Review: Revisiting Stephen King

Mr Mercedes/Revival. Stephen King. Crime thriller and fantasy horror respectively.

I haven't read Stephen King for years, though for a long time I had been a fan, writes Brian Byrne. I guess you go through phases of reading fantastical stuff, and I eventually tired of it. And the horror also can become overpowering. Though there's no gainsaying that it is always nice to read a really professional writer, of which King is one of the best.

Anyhow, a bout of holidays tempted me to bring a couple of his current books with me from Kilcullen Library, and halfway through said holiday, they're now well and truly read.
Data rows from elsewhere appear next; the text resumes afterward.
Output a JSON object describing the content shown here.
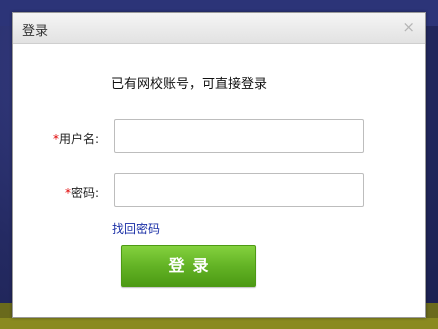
{
  "dialog": {
    "title": "登录",
    "close_label": "×",
    "notice": "已有网校账号，可直接登录",
    "username": {
      "required_mark": "*",
      "label": "用户名:",
      "value": "",
      "placeholder": ""
    },
    "password": {
      "required_mark": "*",
      "label": "密码:",
      "value": "",
      "placeholder": ""
    },
    "forgot_link": "找回密码",
    "login_button": "登录"
  },
  "colors": {
    "login_button": "#63b325",
    "link": "#1a2fa6",
    "required": "#e00000"
  }
}
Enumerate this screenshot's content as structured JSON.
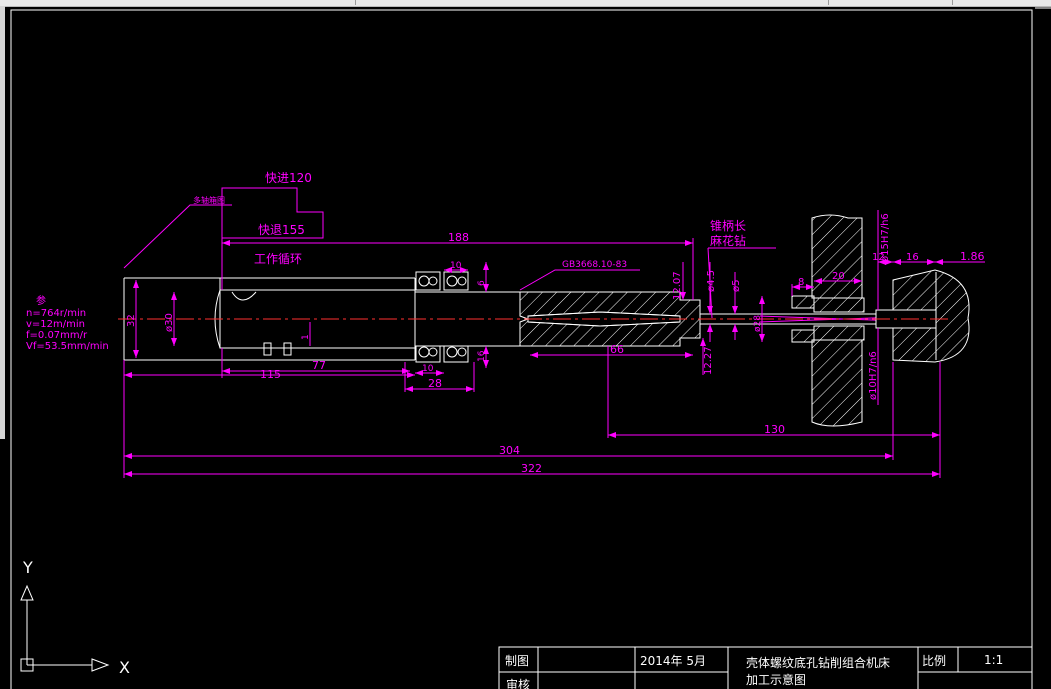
{
  "colors": {
    "background": "#000000",
    "outline": "#ffffff",
    "dimension": "#ff00ff",
    "centerline": "#ff3030",
    "frame": "#ffffff"
  },
  "drawing": {
    "note_label": "多轴箱图",
    "fast_forward": "快进120",
    "fast_return": "快退155",
    "work_cycle": "工作循环",
    "tool_label_line1": "锥柄长",
    "tool_label_line2": "麻花钻",
    "standard": "GB3668.10-83",
    "params": {
      "title": "参",
      "lines": [
        "n=764r/min",
        "v=12m/min",
        "f=0.07mm/r",
        "Vf=53.5mm/min"
      ]
    },
    "dimensions": {
      "d188": "188",
      "d10_top": "10",
      "d10_bottom": "10",
      "d115": "115",
      "d77": "77",
      "d28": "28",
      "d66": "66",
      "d304": "304",
      "d322": "322",
      "d130": "130",
      "d8": "8",
      "d20": "20",
      "d12": "12",
      "d16": "16",
      "d1_86": "1.86",
      "d12_07": "12.07",
      "d12_27": "12.27",
      "d4_5": "ø4.5",
      "d5": "ø5",
      "d30": "ø30",
      "d32": "32",
      "d6": "6",
      "d16_side": "16",
      "d1": "1",
      "d28_small": "ø28",
      "fit_top": "ø15H7/h6",
      "fit_bottom": "ø10H7/n6"
    }
  },
  "ucs": {
    "y_label": "Y",
    "x_label": "X"
  },
  "title_block": {
    "drawn_label": "制图",
    "date": "2014年  5月",
    "title_line1": "壳体螺纹底孔钻削组合机床",
    "title_line2": "加工示意图",
    "scale_label": "比例",
    "scale_value": "1:1",
    "check_label": "审核"
  }
}
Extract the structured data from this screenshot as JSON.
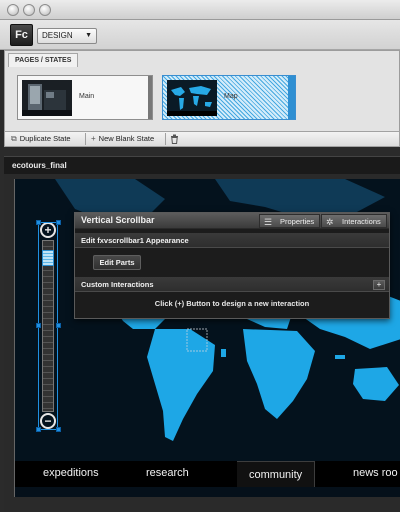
{
  "app": {
    "logo": "Fc",
    "workspace": "DESIGN"
  },
  "pages_panel": {
    "tab_label": "PAGES / STATES",
    "states": [
      {
        "name": "Main",
        "selected": false
      },
      {
        "name": "Map",
        "selected": true
      }
    ],
    "duplicate_label": "Duplicate State",
    "new_blank_label": "New Blank State"
  },
  "document": {
    "title": "ecotours_final"
  },
  "nav": {
    "items": [
      "expeditions",
      "research",
      "community",
      "news roo"
    ],
    "active": "community"
  },
  "popup": {
    "title": "Vertical Scrollbar",
    "properties_tab": "Properties",
    "interactions_tab": "Interactions",
    "appearance_heading": "Edit fxvscrollbar1 Appearance",
    "edit_parts_label": "Edit Parts",
    "custom_interactions_heading": "Custom Interactions",
    "add_label": "+",
    "hint": "Click (+) Button to design a new interaction"
  },
  "colors": {
    "accent": "#1f8fe0",
    "map_land": "#1ea7e6",
    "map_background": "#05101a"
  }
}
Both were stories I was impatient to get back to, both quite different. Both also with quite scary characters

In the first, Mr Mercedes, the deliberate killing of several people by the driver of a stolen Mercedes is Billy Hodges' last unsolved case when he retires after a working life as a detective. When he receives a letter from the killer some time later, it kicks him into some freelance investigating of the case. Through what's a non-horror in the author's usual style, we follow the story both through Hodge's mind and that of the killer, to a cliff-hanging end.

It's much more a thriller than a King horror, and truly well done. King has a way of getting the soul of his characters onto the printed page very well indeed, and his dialogue is tight but thoughtful. As a writer too, the author has lived and worked at his craft long enough to be able to convincingly show the details of the various ages of his characters, and bring them alive without over-dressing them.

There's real humanity here, too, especially in the Hodges character and those he interacts with. And a very chilling lack of any human feeling except his own self absorbed psychosis from his antagonist. From the beginning, we know from where both sides are coming -- the drama is in trying to decide where both will end up.

The second novel is Revival, where King uses the theme of the 'fifth business', a term in writing movies to describe the external character or thing to the normal elements of the story which transforms the action. Often appearing at different intervals to do its catalytic job.

This is a 'life' story, told through the progress and otherwise of Jamie Morton from a young boy to his old age. A fairly ordinary American life it would have been if it wasn't for his interaction at critical times with his 'fifth business', a pastor who befriended him as a youngster.

The pastor, who later dumps and revives his religious links as they suit his own journey through life, has an obsession. One which, literally, powers his and Jamie Morton's lives, and the lives of those with whom they both come in contact.

It's a story that sneaks up on the reader at various points, building an almost compulsive curiosity as strong as is that of both key protagonists. Again, King's superb command of narrative and dialogue is a treat to read.

Not so, though, the conclusion of the pastor's obsession, which will be particularly disturbing to those of faith. Of course, it's a novel, fiction. But sprinkled with enough credibility to maybe leave some readers with small nightmares.

Well, the story does deal with nightmares, real and imagined ...

Both recommended. If this is your thing.